Die ursprünglichen Verwendungszwecke der Paletten sind Lagerung und Transport. Dank der ebenen Unterseite können sie problemlos auf einem Hallenboden oder im Regal abgestellt werden. Auch für den Transport ist das Design der Paletten besonders praktisch: Sie lassen sich von allen vier Seiten mit einem Gabelstapler aufnehmen. Auf diese Weise können Anwender Waren mühelos verräumen und verladen. Auf dem Transportweg sorgen die Holzunterlagen ebenfalls für einen sicheren Stand und eine effiziente Beladung von Transportflächen.

Zudem sind neue Europaletten MFH-tauglich. Diese Abkürzung steht für Maschinen, Fördertechnik und Hochregallager. Übersetzt eignen sich die Mehrwegpaletten also zum Beispiel für die automatisierte Fertigung und Beförderung. Ebenso lassen sie sich platzsparend im Hochregal verstauen. In jüngerer Vergangenheit sind Holzpaletten für Bastler interessant geworden. Aus den (meist gebrauchten) Holzbauteilen entstehen Bänke, Schränke und viele andere DIY-Möbel.

Qualitätsstufen von Europaletten

Wer Europaletten kaufen möchte, sollte sich unbedingt mit den Qualitätsstufen auseinandersetzen. Das ist wichtig, weil nicht jede Palette alle Anforderungen erfüllt. Am sichersten ist die Wahl einer neuen Transportpalette, weile diese keine Beschädigungen aufweist und entsprechend alle Einsatzmöglichkeiten erlaubt. In manchen Bereichen, zum Beispiel in der Lebensmittelindustrie, sind ausschließlich neue Holzpaletten erlaubt.

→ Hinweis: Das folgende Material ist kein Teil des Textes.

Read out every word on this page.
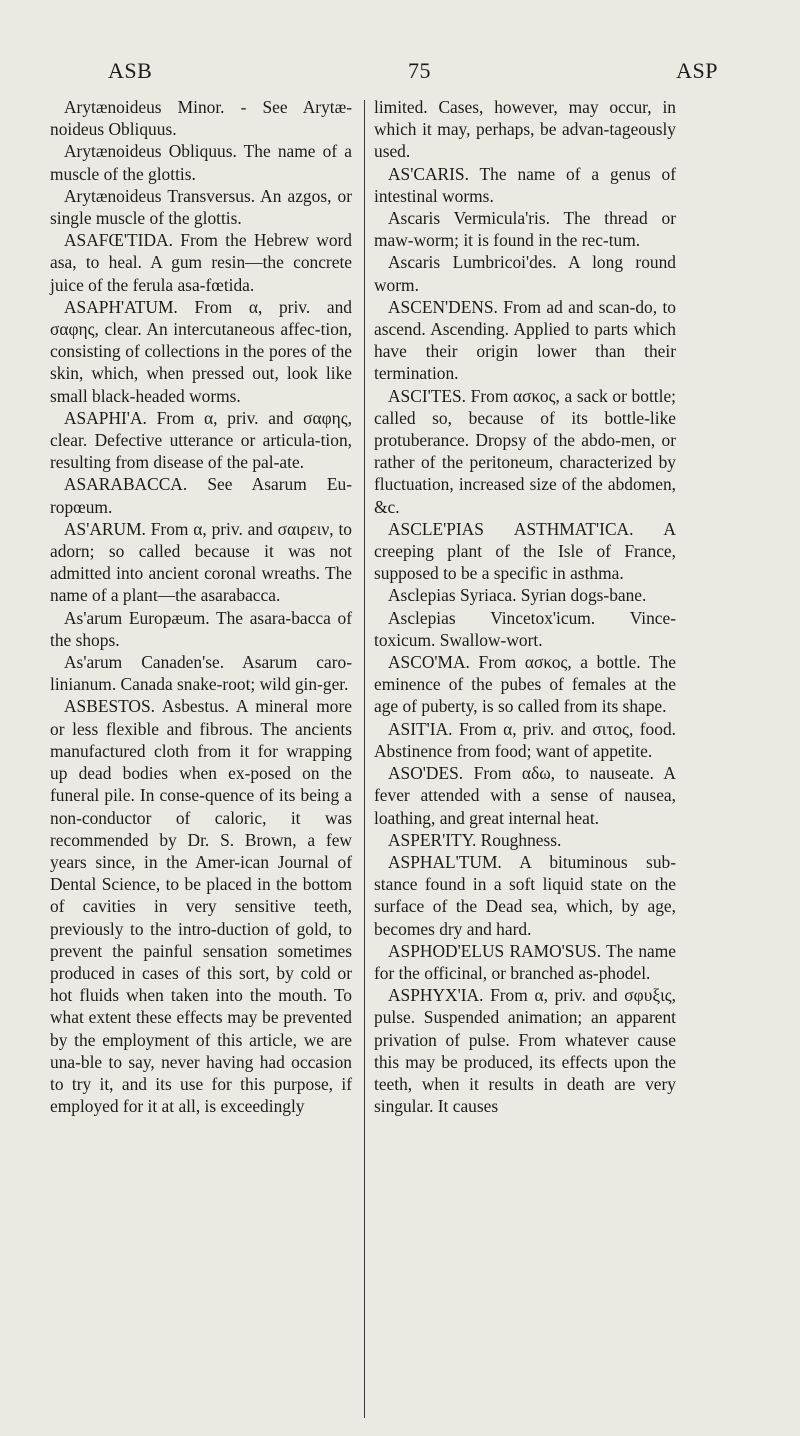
ASB	75	ASP

Arytænoideus Minor. - See Arytæ-noideus Obliquus.

Arytænoideus Obliquus. The name of a muscle of the glottis.

Arytænoideus Transversus. An azgos, or single muscle of the glottis.

ASAFŒ'TIDA. From the Hebrew word asa, to heal. A gum resin—the concrete juice of the ferula asa-fœtida.

ASAPH'ATUM. From α, priv. and σαφης, clear. An intercutaneous affec-tion, consisting of collections in the pores of the skin, which, when pressed out, look like small black-headed worms.

ASAPHI'A. From α, priv. and σαφης, clear. Defective utterance or articula-tion, resulting from disease of the pal-ate.

ASARABACCA. See Asarum Eu-ropœum.

AS'ARUM. From α, priv. and σαιρειν, to adorn; so called because it was not admitted into ancient coronal wreaths. The name of a plant—the asarabacca.

As'arum Europæum. The asara-bacca of the shops.

As'arum Canaden'se. Asarum caro-linianum. Canada snake-root; wild gin-ger.

ASBESTOS. Asbestus. A mineral more or less flexible and fibrous. The ancients manufactured cloth from it for wrapping up dead bodies when ex-posed on the funeral pile. In conse-quence of its being a non-conductor of caloric, it was recommended by Dr. S. Brown, a few years since, in the Amer-ican Journal of Dental Science, to be placed in the bottom of cavities in very sensitive teeth, previously to the intro-duction of gold, to prevent the painful sensation sometimes produced in cases of this sort, by cold or hot fluids when taken into the mouth. To what extent these effects may be prevented by the employment of this article, we are una-ble to say, never having had occasion to try it, and its use for this purpose, if employed for it at all, is exceedingly

limited. Cases, however, may occur, in which it may, perhaps, be advan-tageously used.

AS'CARIS. The name of a genus of intestinal worms.

Ascaris Vermicula'ris. The thread or maw-worm; it is found in the rec-tum.

Ascaris Lumbricoi'des. A long round worm.

ASCEN'DENS. From ad and scan-do, to ascend. Ascending. Applied to parts which have their origin lower than their termination.

ASCI'TES. From ασκος, a sack or bottle; called so, because of its bottle-like protuberance. Dropsy of the abdo-men, or rather of the peritoneum, characterized by fluctuation, increased size of the abdomen, &c.

ASCLE'PIAS ASTHMAT'ICA. A creeping plant of the Isle of France, supposed to be a specific in asthma.

Asclepias Syriaca. Syrian dogs-bane.

Asclepias Vincetox'icum. Vince-toxicum. Swallow-wort.

ASCO'MA. From ασκος, a bottle. The eminence of the pubes of females at the age of puberty, is so called from its shape.

ASIT'IA. From α, priv. and σιτος, food. Abstinence from food; want of appetite.

ASO'DES. From αδω, to nauseate. A fever attended with a sense of nausea, loathing, and great internal heat.

ASPER'ITY. Roughness.

ASPHAL'TUM. A bituminous sub-stance found in a soft liquid state on the surface of the Dead sea, which, by age, becomes dry and hard.

ASPHOD'ELUS RAMO'SUS. The name for the officinal, or branched as-phodel.

ASPHYX'IA. From α, priv. and σφυξις, pulse. Suspended animation; an apparent privation of pulse. From whatever cause this may be produced, its effects upon the teeth, when it results in death are very singular. It causes
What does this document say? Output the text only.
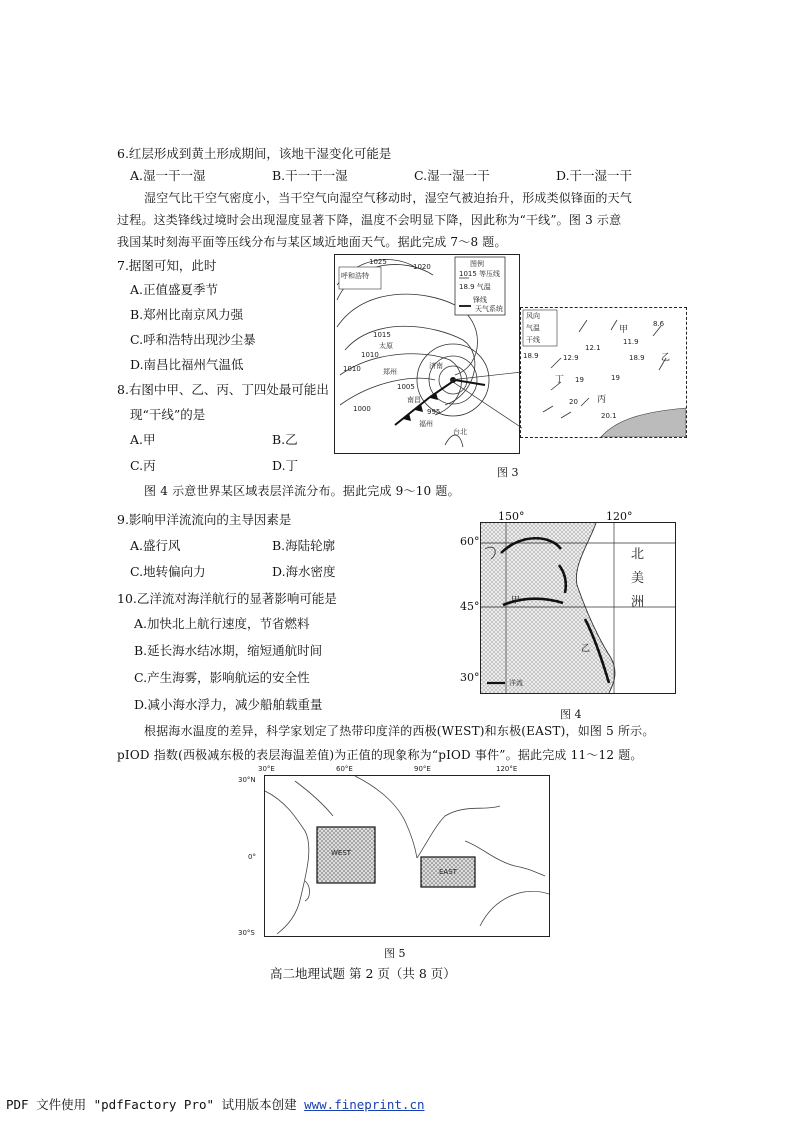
6.红层形成到黄土形成期间，该地干湿变化可能是
A.湿一干一湿	B.干一干一湿	C.湿一湿一干	D.干一湿一干
湿空气比干空气密度小，当干空气向湿空气移动时，湿空气被迫抬升，形成类似锋面的天气
过程。这类锋线过境时会出现湿度显著下降，温度不会明显下降，因此称为“干线”。图 3 示意
我国某时刻海平面等压线分布与某区域近地面天气。据此完成 7～8 题。
7.据图可知，此时
A.正值盛夏季节
B.郑州比南京风力强
C.呼和浩特出现沙尘暴
D.南昌比福州气温低
8.右图中甲、乙、丙、丁四处最可能出
现“干线”的是
A.甲	B.乙
C.丙	D.丁
1025
1020
1015
1010
1005
1000	995
1010
呼和浩特
太原
郑州
济南
南昌
福州
台北
图例
1015 等压线
18.9 气温
锋线
天气系统
风向
气温
干线
18.9	12.9
12.1
11.9
8.6
18.9
19	19
20
20.1
甲
乙
丙
丁
图 3
图 4 示意世界某区域表层洋流分布。据此完成 9～10 题。
9.影响甲洋流流向的主导因素是
A.盛行风	B.海陆轮廓
C.地转偏向力	D.海水密度
10.乙洋流对海洋航行的显著影响可能是
A.加快北上航行速度，节省燃料
B.延长海水结冰期，缩短通航时间
C.产生海雾，影响航运的安全性
D.减小海水浮力，减少船舶载重量
甲
乙
北
美
洲
洋流
150°	120°
60°
45°
30°
图 4
根据海水温度的差异，科学家划定了热带印度洋的西极(WEST)和东极(EAST)，如图 5 所示。
pIOD 指数(西极减东极的表层海温差值)为正值的现象称为“pIOD 事件”。据此完成 11～12 题。
WEST
EAST
30°E	60°E	90°E	120°E
30°N
0°
30°S
图 5
高二地理试题 第 2 页（共 8 页）
PDF 文件使用 "pdfFactory Pro" 试用版本创建 www.fineprint.cn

Wer hingegen für das Lager möglichst günstige Europaletten kaufen will, kann auch auf Klasse A oder Klasse B zurückgreifen. Diese Modelle waren zwar schon in Verwendung und haben Gebrauchsspuren, sie sind aber noch einsatzfähig. Klasse C hingegen umfasst ältere Varianten mit Reparaturbedarf. Grundsätzlich sind die genormten Holzelemente robust gestaltet, sodass sie sich nicht nur als Einwegpaletten eignen.

Zubehör und Sonderanforderungen

Passend zur Europalette gibt es verschiedenes Zubehör, besonders interessant ist die Gitterbox. Sie wird auf dem Holz montiert und sorgt dafür, dass eine rundum begrenzte Kiste entsteht. So lassen sich Einzelteile bis zu einer bestimmten Größe sehr einfach und preiswert lagern. Die Gitterbox ist außerdem so gestaltet, dass sich Holzpaletten übereinander stapeln lassen. Eine weitere Besonderheit ist der Einsatz von Einwegpaletten, zum Beispiel für den Export. Ob sich die genormten Varianten hierfür eignen, hängt vom Einzelfall ab.